Defence Secretary Ben Wallace previously said the Starstreak system – a shoulder-mounted missile that travels at more than three times the speed of sound to take down low-flying enemy jets – was ready to be used imminently
Zelensky’s forces drove Russia out of dozens of towns around Kyiv and the north in one of the most extraordinary days since the start of the invasion.
More than 30 settlements were reclaimed with Vladimir Putin’s forces retreating up to 25 miles in places.
But officials urged caution, saying the movement is part of Russia’s ‘tactics’ to encircle Ukrainian troops in Donbas and split the country in two.
Britain has already sent thousands of anti-tank weapons to Ukraine, although Nato nations have continued to rebuff pleas from Zelensky for tanks and fighter aircraft.
Mr Wallace told Sky News earlier this week: ‘There will be more lethal aid going into Ukraine as a result of today.
‘Ukraine needs longer-range artillery and that’s because of what the Russian army has been doing, which is now digging in and starting to pound these cities with artillery.
‘The best counter to that is other long-range artillery, so [Ukraine will] be looking for and getting more long-range artillery, ammunition predominantly.
‘They are also looking for armoured vehicles of some types — not tanks necessarily, but certainly protective vehicles, and more anti-air [weapons]. All of this will be forthcoming as a result of this conference.’
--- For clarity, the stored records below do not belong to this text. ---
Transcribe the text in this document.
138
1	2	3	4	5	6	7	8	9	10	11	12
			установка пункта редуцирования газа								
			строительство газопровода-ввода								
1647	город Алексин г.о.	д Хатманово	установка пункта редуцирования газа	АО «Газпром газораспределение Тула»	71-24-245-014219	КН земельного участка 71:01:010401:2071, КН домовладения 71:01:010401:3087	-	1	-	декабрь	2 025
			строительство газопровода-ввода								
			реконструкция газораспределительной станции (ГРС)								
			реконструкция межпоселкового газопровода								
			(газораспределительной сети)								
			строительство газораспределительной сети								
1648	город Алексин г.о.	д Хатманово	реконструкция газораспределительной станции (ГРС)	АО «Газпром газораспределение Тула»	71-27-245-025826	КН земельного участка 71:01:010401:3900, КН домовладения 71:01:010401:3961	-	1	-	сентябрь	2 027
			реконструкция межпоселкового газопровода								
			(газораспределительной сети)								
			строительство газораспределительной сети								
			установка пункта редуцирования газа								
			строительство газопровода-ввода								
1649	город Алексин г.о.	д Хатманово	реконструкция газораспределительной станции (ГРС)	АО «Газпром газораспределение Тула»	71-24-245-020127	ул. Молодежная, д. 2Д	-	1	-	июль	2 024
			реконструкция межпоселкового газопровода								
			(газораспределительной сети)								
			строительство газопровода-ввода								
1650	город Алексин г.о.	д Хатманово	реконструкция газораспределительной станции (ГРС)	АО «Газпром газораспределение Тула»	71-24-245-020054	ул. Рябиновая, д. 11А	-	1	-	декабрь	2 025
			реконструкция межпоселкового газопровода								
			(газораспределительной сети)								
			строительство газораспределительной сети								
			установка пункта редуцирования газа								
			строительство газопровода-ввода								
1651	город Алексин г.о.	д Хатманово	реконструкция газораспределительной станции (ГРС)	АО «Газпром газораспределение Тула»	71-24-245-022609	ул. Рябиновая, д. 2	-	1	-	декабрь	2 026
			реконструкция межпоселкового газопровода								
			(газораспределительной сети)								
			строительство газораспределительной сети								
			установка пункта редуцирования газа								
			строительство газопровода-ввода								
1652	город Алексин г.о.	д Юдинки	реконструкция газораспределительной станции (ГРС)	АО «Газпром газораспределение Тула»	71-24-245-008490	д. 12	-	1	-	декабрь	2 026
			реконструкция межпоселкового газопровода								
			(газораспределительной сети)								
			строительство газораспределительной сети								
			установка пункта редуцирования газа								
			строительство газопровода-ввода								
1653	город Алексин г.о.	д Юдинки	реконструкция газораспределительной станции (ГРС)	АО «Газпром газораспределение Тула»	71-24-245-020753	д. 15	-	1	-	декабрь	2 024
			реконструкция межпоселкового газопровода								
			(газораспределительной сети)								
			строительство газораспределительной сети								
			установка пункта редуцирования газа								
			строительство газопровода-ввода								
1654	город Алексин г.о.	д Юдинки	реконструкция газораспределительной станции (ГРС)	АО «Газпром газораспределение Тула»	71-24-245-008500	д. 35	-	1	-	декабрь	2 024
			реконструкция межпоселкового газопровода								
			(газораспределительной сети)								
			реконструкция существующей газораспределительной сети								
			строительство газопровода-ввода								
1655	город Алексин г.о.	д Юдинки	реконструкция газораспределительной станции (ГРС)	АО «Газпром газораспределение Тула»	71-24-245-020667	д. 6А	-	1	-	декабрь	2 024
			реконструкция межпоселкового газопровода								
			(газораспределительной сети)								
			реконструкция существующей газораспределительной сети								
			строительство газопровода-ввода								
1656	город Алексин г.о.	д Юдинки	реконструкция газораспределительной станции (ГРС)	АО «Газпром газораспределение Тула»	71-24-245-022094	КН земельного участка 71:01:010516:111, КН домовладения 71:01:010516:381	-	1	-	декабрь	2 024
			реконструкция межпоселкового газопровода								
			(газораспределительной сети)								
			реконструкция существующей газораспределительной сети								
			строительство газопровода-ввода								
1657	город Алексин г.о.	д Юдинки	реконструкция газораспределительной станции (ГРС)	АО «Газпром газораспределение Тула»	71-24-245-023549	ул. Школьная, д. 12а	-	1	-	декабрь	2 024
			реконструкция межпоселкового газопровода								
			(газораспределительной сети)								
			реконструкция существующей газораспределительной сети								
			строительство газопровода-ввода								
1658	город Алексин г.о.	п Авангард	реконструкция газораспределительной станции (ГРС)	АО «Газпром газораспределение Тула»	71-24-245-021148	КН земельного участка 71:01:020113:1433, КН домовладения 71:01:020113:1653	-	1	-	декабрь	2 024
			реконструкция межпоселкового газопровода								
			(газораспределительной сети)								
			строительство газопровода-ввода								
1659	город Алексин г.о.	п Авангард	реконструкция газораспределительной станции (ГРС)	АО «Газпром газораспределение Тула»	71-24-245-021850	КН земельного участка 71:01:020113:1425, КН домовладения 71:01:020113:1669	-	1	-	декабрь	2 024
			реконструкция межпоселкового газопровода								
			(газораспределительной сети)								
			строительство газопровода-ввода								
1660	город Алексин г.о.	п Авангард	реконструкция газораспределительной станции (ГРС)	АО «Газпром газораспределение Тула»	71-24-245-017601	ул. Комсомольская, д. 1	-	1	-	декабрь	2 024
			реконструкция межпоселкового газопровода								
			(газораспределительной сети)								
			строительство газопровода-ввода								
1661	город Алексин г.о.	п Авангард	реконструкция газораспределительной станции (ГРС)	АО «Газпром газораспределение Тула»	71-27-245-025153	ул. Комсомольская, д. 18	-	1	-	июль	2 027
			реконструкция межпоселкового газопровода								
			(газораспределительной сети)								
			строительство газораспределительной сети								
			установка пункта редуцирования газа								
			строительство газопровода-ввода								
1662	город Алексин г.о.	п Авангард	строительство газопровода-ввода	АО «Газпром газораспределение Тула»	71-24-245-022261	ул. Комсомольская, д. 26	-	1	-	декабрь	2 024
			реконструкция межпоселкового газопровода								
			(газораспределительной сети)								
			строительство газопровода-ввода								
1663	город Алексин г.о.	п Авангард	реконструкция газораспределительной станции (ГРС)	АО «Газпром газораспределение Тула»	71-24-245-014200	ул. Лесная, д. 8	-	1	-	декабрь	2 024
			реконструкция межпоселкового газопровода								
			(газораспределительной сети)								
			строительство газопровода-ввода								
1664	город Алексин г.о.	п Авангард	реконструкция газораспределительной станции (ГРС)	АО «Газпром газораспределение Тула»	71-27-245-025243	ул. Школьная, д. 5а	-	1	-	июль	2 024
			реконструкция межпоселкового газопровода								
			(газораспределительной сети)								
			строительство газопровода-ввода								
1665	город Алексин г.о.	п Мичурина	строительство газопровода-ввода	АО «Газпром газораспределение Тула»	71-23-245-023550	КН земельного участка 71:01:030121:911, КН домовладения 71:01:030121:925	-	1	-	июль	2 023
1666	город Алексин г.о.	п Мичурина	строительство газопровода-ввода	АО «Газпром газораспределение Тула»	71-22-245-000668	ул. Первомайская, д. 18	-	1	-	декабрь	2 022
What are Starstreak missiles?
Starstreak High Velocity Missiles were designed to provide close air defence against conventional air threats such as fixed wing fighters and late unmasking helicopter targets.
The three dart payload maximises levels of lethality and accurate line of sight while laser guidance enables engagement of the smallest signature targets, which are extremely difficult to defeat and lock onto by traditional fire and forget missiles.
The missile is capable of being launched from lightweight land, sea and air platforms, from either automatic fire control systems.
It can be deployed quickly into operations and is easy to integrate into a force structure.
The Starstreak system is a shoulder-mounted missile that travels at more than three times the speed of sound to take down low-flying enemy aircraft
As soon as a target is detected the operator presses the trigger and launches the missile.
The rocket motor system accelerates the missile to greater than Mach 3 in a fraction of a second.
The missile then releases the three laser guided darts towards the target.
The laser beam riding guidance, which enables precision engagement of the smallest of targets, is immune to all known countermeasures.
The darts in flight cannot be decoyed by even the latest flares or Electronic Countermeasures.
The darts are designed to defeat both heavily armoured and light skin aerial targets.
On penetrating the targets the darts will inflict high levels of kinetic energy damage and each darts also has a fragmenting warhead which detonates inside the target to maximise lethality.